The AI report "Dominican Republic: A Life in Transit - The Plight of
Haitian Migrants and Dominicans of Haitian Descent" was launched on
Wednesday, International Day for the Elimination of Racial Discrimination,
in Santo Domingo, where local human rights organisations regularly report
abuses against immigrants from neighbouring Haiti. (The two countries
share the island of Hispaniola).
AI called on the Dominican authorities to "refrain from any collective and
mass expulsions of Haitian migrant workers and ensure that measures are
taken to guarantee that the human rights of both documented and
undocumented migrant workers are respected in any expulsion process."
Unofficial figures indicate that there are more than 800,000 Haitians
living in the Dominican Republic, which has a population of 8.5 million.
And since the collapse of the Dominican sugar industry, many Haitians have
abandoned rural areas and settled in the cities.
Over time, they have found employment in other sectors of the economy,
such as construction, tourism, the free zones, and domestic service.
In the 1980s the Dominican state still owned 12 sugar mills, and hired
thousands of Haitian temporary labourers for the sugarcane harvest under
bilateral agreements with Haiti, which regulated the workers' wages during
their stay in the Dominican Republic and their repatriation to Haiti.
"Haitian workers were contracted in their own country and the Haitian
government received (a fee) for each Haitian worker delivered. In 1986,
when the last bilateral agreement was in force, the Haitian government
received a payment of two million dollars for 19,000 braceros (sugarcane
cutters)," the report described.
"The dire economic conditions that prevail in Haiti and the political
turmoil that has characterised the country have contributed to continued
emigration to the Dominican Republic," AI added.
Indiscriminate deportations are occurring for a number of reasons,
Chandrai Estévez of the Jesuit Service for Refugees and Migrants (SJRM)
told IPS. "In our history lessons, we were taught that Haitians invaded
our country, and that we have always had problems with them," she said.

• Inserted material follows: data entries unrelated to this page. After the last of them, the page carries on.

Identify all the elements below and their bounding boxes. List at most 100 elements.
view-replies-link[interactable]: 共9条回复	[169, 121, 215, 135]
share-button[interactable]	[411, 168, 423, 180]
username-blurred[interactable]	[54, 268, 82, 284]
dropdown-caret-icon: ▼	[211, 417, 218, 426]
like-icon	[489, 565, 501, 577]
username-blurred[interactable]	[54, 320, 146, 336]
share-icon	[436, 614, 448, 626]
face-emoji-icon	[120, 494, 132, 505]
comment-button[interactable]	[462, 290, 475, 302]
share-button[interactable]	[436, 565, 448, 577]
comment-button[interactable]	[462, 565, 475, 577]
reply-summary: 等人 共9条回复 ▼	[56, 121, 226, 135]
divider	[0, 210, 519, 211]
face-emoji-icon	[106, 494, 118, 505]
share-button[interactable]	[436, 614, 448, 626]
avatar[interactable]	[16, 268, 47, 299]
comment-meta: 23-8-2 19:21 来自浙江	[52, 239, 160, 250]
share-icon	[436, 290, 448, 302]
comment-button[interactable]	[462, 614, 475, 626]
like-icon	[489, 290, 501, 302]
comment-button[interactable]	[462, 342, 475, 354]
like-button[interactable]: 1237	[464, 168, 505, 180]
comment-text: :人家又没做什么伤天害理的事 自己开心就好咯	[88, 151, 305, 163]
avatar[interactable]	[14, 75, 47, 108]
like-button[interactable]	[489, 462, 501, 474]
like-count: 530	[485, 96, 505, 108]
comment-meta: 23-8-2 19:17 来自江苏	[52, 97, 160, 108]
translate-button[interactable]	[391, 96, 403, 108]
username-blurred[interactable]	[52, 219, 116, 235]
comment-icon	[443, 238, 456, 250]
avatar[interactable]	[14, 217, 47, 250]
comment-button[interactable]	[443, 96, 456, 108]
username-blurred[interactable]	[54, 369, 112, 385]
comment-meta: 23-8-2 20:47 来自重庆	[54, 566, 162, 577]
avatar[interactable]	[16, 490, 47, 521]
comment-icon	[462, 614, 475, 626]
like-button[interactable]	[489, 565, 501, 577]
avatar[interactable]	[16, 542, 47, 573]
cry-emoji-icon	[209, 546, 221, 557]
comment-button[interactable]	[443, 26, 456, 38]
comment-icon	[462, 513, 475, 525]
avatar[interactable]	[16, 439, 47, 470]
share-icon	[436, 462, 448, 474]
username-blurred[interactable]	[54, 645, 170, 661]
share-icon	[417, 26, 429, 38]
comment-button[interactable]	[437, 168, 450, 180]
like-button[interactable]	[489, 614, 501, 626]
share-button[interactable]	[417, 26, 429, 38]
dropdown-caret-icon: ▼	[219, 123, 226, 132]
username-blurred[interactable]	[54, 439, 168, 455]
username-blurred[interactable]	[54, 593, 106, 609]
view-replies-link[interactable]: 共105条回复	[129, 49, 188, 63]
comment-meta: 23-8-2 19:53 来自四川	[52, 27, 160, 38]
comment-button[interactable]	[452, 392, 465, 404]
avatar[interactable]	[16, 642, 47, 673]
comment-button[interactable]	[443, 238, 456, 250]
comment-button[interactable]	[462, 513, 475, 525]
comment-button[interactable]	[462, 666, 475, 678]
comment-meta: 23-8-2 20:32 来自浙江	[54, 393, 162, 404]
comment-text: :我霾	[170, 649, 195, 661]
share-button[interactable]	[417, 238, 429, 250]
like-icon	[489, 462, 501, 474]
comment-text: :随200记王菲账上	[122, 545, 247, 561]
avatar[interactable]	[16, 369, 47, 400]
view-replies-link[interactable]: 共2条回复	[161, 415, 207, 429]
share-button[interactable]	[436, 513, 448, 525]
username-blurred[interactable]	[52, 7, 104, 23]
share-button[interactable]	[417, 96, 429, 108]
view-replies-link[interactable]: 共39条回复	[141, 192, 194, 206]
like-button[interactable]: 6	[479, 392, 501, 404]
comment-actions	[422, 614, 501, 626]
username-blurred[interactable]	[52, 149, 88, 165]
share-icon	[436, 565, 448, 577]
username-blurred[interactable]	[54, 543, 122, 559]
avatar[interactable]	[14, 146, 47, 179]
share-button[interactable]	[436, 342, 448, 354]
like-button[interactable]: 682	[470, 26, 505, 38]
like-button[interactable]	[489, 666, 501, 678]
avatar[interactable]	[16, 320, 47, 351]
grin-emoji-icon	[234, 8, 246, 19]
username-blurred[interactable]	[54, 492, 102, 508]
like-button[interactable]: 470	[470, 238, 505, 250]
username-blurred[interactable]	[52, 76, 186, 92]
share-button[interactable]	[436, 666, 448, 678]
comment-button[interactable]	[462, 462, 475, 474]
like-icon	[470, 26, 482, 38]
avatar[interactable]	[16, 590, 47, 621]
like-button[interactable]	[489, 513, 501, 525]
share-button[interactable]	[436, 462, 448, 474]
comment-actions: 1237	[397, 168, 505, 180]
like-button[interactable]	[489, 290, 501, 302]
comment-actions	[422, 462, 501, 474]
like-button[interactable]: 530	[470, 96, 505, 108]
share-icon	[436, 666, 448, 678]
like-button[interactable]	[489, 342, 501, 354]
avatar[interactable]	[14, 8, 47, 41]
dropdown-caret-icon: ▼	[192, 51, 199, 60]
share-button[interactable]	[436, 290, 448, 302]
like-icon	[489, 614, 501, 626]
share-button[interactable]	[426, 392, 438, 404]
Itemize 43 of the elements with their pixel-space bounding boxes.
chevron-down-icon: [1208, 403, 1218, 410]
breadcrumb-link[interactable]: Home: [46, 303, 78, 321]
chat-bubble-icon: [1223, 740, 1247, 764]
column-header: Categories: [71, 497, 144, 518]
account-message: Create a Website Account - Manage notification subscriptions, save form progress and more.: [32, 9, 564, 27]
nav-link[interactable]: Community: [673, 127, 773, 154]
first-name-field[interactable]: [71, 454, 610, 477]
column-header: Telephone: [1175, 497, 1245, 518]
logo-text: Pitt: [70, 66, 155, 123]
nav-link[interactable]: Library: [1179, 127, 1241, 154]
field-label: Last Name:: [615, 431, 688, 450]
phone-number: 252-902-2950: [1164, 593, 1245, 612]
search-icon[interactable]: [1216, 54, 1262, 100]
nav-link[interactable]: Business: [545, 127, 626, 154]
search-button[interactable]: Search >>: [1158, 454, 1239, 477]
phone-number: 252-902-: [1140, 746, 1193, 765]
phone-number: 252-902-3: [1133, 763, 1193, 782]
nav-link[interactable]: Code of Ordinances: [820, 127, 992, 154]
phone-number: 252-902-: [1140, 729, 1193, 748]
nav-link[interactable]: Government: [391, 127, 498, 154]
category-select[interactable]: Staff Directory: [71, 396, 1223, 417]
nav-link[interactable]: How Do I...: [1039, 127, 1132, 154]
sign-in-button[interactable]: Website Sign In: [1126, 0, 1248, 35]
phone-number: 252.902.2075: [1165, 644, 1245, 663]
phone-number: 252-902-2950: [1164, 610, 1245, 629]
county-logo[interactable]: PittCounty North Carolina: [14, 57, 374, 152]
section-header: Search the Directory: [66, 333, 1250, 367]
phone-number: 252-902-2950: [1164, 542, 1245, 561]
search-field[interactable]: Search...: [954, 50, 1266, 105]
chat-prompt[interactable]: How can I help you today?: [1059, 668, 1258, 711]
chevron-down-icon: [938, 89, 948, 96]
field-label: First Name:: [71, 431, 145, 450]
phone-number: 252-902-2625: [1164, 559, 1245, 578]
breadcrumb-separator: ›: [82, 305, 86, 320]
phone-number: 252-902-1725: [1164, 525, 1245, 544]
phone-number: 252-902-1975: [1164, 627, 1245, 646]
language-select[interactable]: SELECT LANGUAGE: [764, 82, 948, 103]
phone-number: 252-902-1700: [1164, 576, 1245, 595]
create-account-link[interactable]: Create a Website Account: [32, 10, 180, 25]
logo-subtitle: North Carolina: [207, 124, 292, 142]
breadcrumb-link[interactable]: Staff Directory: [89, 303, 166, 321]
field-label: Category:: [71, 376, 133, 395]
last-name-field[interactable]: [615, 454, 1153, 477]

"Amnesty International's report cannot be taken seriously," said
parliamentary Deputy Pelegrín Castillo, who belongs to a small party
allied to the government of President Leonel Fernández. "What is really
happening is that the Dominican Republic is opening its markets, and the
border with Haiti is practically fading," he said.
AI should look at Haitian reality from Haiti, "and see the political
instability there, which they want to blame on us, when great powers like
France and the United States are really responsible for it," he said.
Haiti, the poorest country in the Americas, is caught up in a complex
period of violence and instability that erupted shortly before the
overthrow of former President Jean-Bertrand Aristide by armed rebels in
February 2004. Aristide himself claimed to have been kidnapped and flown
out of the country by U.S. marines. French and U.S. troops immediately
took control of the capital.
In mid-2004 a multinational United Nations mission replaced these troops.
Although it remains in Haiti, it has not managed to restore peace.
AI recommended that the Dominican government "take measures to ensure that
arrests and deportations by immigration officials and military personnel
are conducted with due respect for human rights and the rule of law and
that all complaints of abuse are promptly, independently and impartially
investigated."
AI also urged the Dominican Republic to "stop summary deportations" and
ensure that individual cases are examined fairly, and to "ensure that all
prosecutions of undocumented migrants are conducted with full respect for
international human rights law."
The number of Haitians being repatriated is increasing. In 2003, 14,700
people were deported; in 2004, 15,464; and in 2005, 20,811, according to
the report on Haitian Migration and Human Rights by the Support Group for
Refugees and Repatriated Persons (GARR).